Buford Pusser was a retired wrestler who moved back to his hometown in Tennessee with wife and children in tow, only to come under deadly threat from corrupt locals, leading him to become sheriff and take on the criminals with a large wooden staff. Images of Hercules taming the hinterlands of Europe with his trusty club may resonate in this story, but it is really a very American myth, with Pusser embodying such New World ideals as self-reliance, civilising pioneerism, righteous vengeance, and President Theodore Roosevelt's famous injunction to “speak softly and carry a big stick”.

So it is hardly surprising that Pusser's lifestory has undergone a number of incarnations on America's big and small screens. First, a year before the real Pusser died, he was played by the awesome Joe Don Baker in 'Walking Tall' (1973) – and thereafter Bo Svenson took over the strongman rôle, using that iconic club to enforce the law of diminishing returns in 'Walking Tall Part II' (1975), 'Final Chapter: Walking Tall' (1977), and even a TV series 'Walking Tall' (1981).

Now, after being put out to pasture for almost a quarter of a century, Pusser, or at least the spirit of Pusser, has returned in a new version of 'Walking Tall'. The setting is no longer the South, but an invented lumber town in Washington; the moonshine stills have been updated to sleazy casinos and drug labs (“Believe it or not, I quit drinking”, as one character puts it); the main character is not an ex-wrestler like the real Pusser, but a 'Rambo'-esque retired grunt from Special Forces (although he is played by authentic ex-wrestler Dwayne 'The Rock' Johnson); indeed he is not even called Buford Pusser any more, but Chris Vaughn (presumably to make him sound more like a man and less like an, er, pussy); and while Vaughn is still a family man (with mixed-race parents who one suspects would never have been welcome in Pusser's rural Tennessee), conveniently his family does not include wife and kids, enabling him to pound old schoolfriend turned stripper Deni (Ashley Scott) with his other big stick.

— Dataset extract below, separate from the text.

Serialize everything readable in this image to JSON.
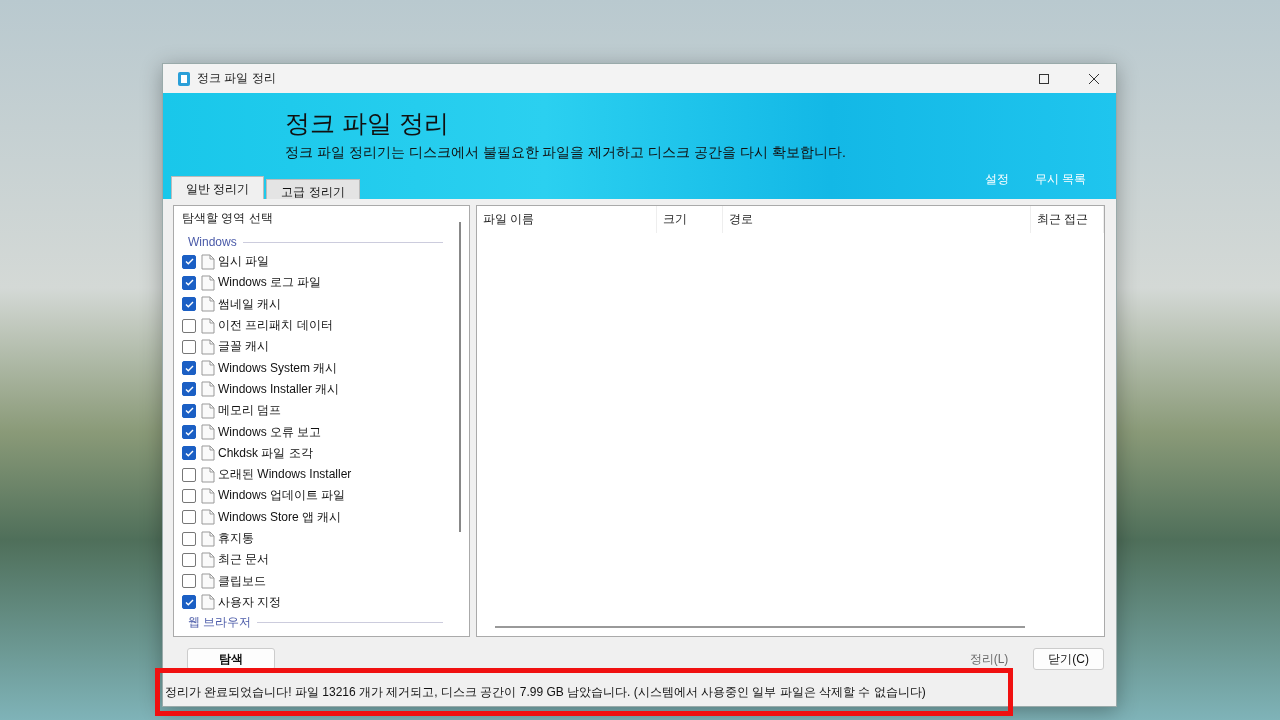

The Rock's acting is about as wooden as the truncheon that he wields, but he has an extraordinary physical presence which makes the fight scenes convincingly punishing. His character is so unremitting in his earnestness as he faces off with rich-kid villain Jay (Neal McDonough) that there is little room here for the charisma which 'the Rock' has previously displayed in films like 'The Rundown' – but Johnny Knoxville as Vaughn's old buddy Ray brings some comic relief.

The real question raised by this 'reimagining' of a film from the seventies is “why now?”, and the answer is not so difficult to discern. With its hero who, without ever showing too much concern for the finer questions of legality, intimidates and batters his way through an axis of cartoon-evil criminals (whose casino is actually referred to as a “no-fly zone”), 'Walking Tall' is a barely veiled allegory of the ideology behind America's current 'shock and awe' foreign policy. The values of today's US military are literally brought home by ex-soldier Vaughn – although whether such values are being jingoistically endorsed or hilariously satirised is never really clear.

It's Got: Big men who drive big trucks in a town that is not big enough for all of them, some big blistering barneys, and a very big stick.

It Needs: For someone to take a big stick to the cliché-riddled script.

Summary

More testosterone than you could shake a stick at – but for engaging drama and character, 'Walking Tall' falls rather short.